One of two disturbances in the Atlantic has a high chance of turning into a tropical depression soon, according to the National Hurricane Center.
But rest easy: None are an immediate threat to Florida and the United States.
Disturbance No. 1
The broad area of low pressure with a high chance of turning into a tropical depression this week is a few hundred miles south-southwest of the Cabo Verde Islands in the eastern Atlantic and is far away from the United States.
The National Hurricane Center, in an advisory at 8 p.m. Monday, upped the system’s formation chances from 60% to 70% through the next 48 hours. The system has an 80% chance of formation through the next five days. However, forecasters note that conditions will become less likely for development later this week due to increasing upper-level winds.
The hurricane center projects the system will move northwest over the eastern tropical Atlantic.

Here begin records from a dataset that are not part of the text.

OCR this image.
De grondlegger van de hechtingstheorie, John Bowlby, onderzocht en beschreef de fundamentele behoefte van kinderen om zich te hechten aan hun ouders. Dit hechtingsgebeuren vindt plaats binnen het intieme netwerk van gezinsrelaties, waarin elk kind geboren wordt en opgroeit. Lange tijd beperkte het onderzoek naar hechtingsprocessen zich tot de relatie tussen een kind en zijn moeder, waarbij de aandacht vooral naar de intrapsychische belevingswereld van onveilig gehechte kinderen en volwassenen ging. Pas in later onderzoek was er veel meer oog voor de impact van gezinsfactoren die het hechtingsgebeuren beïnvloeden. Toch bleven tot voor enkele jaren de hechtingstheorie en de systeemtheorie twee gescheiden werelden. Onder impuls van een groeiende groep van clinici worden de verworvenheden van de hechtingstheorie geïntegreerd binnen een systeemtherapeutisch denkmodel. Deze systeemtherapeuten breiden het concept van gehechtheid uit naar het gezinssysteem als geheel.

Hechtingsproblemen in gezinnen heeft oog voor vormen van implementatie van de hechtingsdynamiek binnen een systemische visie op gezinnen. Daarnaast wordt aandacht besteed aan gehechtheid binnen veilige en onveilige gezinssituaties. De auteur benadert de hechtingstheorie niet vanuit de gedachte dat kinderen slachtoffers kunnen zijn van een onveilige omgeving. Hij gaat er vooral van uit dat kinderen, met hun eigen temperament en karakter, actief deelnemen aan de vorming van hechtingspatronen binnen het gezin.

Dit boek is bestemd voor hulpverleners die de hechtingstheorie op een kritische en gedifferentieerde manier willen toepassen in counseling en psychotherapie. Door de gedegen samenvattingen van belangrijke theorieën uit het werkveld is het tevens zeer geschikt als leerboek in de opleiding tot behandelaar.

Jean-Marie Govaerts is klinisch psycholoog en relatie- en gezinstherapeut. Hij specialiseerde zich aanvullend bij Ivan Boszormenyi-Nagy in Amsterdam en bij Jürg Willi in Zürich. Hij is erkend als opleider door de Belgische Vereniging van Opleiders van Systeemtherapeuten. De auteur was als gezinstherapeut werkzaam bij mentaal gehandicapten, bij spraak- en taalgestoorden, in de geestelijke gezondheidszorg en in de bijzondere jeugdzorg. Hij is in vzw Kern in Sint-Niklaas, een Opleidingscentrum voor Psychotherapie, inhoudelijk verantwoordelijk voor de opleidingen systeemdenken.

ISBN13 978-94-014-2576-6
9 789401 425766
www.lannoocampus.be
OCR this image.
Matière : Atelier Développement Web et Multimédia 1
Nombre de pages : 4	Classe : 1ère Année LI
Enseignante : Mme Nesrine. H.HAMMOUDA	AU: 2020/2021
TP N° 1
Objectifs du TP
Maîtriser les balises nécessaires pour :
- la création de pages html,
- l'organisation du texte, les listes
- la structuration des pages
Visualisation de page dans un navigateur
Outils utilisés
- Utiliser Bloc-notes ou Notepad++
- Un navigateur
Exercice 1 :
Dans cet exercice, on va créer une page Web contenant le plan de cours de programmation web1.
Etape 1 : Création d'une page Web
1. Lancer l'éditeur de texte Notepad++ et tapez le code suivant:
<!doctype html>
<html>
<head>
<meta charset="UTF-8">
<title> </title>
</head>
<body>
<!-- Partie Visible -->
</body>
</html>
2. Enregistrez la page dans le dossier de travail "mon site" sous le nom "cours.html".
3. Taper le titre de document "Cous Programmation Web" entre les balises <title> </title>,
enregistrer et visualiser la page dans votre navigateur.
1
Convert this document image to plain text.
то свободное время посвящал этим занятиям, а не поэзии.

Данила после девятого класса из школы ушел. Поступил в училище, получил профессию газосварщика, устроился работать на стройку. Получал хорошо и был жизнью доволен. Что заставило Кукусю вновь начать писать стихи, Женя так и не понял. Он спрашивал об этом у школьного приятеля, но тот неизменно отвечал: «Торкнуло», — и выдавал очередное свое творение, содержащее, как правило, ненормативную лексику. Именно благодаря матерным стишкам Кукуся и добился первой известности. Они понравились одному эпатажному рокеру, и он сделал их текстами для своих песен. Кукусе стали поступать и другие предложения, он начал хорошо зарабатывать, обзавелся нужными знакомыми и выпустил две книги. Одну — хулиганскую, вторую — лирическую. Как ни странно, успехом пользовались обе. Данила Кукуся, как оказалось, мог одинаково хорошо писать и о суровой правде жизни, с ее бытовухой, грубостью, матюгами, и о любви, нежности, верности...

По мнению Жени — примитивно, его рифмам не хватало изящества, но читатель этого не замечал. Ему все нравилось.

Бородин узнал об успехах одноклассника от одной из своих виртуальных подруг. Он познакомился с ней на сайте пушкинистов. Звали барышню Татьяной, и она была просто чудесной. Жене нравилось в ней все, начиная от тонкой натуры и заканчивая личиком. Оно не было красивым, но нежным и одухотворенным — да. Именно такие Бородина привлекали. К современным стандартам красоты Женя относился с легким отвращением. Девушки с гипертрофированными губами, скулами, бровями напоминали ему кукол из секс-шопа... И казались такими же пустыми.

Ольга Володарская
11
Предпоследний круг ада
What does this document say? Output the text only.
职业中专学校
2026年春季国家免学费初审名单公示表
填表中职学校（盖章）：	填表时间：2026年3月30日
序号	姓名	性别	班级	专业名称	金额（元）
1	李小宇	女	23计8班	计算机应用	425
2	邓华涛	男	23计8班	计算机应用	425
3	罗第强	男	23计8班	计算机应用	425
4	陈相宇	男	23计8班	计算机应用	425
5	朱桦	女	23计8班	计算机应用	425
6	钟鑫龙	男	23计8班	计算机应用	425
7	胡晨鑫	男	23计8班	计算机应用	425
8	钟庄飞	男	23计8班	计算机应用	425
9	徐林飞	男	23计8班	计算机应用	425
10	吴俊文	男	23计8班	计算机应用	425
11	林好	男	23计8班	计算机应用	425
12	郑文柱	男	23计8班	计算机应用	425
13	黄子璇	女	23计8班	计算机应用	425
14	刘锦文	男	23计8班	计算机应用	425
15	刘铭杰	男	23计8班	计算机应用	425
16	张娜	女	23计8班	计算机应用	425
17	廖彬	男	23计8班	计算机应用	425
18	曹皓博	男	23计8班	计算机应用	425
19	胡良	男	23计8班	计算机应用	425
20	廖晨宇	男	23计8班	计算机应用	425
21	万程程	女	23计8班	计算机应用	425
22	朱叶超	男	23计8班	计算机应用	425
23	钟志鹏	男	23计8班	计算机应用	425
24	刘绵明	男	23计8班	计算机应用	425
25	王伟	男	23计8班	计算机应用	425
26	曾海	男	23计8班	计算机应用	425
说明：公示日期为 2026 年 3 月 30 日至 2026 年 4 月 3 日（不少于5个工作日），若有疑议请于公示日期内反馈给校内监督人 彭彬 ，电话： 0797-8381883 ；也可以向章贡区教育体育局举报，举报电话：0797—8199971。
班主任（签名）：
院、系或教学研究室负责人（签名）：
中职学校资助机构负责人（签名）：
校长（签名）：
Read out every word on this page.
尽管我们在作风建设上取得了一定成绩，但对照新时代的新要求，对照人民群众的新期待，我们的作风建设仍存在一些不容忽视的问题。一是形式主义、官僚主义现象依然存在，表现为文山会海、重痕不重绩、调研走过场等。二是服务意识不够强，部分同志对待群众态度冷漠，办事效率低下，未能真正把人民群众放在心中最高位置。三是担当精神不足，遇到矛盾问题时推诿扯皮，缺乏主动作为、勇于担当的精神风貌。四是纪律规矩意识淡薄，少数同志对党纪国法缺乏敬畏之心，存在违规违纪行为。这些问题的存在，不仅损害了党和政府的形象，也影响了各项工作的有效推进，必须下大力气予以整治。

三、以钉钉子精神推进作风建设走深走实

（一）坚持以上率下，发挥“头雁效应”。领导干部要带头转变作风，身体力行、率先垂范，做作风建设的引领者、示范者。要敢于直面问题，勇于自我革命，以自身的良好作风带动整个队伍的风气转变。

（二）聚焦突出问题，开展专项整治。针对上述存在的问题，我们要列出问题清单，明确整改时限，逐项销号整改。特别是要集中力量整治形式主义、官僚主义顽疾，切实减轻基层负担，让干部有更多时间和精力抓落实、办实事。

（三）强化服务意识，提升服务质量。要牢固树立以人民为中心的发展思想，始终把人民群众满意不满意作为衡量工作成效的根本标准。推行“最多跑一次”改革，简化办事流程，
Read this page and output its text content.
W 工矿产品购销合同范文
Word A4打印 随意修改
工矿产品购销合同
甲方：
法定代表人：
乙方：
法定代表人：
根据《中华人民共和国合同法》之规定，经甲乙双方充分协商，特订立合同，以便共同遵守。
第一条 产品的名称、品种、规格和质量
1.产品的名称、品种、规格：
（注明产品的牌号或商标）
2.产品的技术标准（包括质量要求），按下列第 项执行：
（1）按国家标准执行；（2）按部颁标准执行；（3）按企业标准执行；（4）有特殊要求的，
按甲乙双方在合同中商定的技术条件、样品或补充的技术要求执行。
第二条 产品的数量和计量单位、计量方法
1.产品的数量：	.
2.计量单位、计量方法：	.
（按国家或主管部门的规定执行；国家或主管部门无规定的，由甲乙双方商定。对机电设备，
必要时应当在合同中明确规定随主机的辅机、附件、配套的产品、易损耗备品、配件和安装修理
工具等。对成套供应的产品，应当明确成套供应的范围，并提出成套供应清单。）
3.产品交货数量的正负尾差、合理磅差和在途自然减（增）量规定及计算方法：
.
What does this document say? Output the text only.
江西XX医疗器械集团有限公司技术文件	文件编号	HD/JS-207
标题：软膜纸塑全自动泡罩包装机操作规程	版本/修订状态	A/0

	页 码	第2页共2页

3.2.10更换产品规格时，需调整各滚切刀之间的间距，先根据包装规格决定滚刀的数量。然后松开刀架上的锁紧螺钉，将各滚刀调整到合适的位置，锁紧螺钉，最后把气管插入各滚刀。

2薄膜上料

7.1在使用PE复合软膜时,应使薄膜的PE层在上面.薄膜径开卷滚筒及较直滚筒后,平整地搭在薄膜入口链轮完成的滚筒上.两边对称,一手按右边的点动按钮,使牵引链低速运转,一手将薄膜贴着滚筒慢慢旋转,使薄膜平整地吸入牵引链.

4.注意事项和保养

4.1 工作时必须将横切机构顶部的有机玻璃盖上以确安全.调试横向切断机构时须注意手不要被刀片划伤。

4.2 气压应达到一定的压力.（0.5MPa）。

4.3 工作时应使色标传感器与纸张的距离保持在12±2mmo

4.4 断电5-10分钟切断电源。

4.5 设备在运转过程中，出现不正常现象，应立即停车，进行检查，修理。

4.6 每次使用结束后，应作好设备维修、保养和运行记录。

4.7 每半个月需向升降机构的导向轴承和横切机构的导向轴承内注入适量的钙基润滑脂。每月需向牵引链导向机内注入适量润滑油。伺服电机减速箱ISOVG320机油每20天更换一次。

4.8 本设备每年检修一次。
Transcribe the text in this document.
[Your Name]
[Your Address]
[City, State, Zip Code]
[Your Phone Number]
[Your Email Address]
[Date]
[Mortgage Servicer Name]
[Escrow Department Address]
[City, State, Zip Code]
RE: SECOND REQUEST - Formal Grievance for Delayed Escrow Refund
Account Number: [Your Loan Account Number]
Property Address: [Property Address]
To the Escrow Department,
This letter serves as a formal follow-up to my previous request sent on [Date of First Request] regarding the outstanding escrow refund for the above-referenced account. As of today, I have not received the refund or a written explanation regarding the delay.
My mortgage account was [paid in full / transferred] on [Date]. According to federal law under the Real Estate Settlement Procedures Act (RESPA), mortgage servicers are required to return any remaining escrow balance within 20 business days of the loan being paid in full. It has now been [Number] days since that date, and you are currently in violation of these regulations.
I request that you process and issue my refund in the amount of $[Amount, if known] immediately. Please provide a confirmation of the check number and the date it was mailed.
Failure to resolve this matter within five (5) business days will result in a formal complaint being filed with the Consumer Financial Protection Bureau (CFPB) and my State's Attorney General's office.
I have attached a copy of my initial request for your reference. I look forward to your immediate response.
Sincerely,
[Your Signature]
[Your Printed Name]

At this point, it’s unlikely to affect Florida.
Disturbance No. 2
The tropical wave forecasters are watching is several hundred miles east of the southern Windward Islands. The system is forecast to quickly move west, reaching the Windward Islands and the eastern Caribbean Sea by midweek and the western side over the weekend.
Forecasters say the system could slowly develop during the next several days and that people in the Windward Islands should monitor the progress.
The hurricane center at 8 p.m. kept its formation chances at 30% through the next 48 hours and at 30% through the next five days.
What’s the next storm name?
Julia is the next storm name on the list for the 2022 Atlantic hurricane season.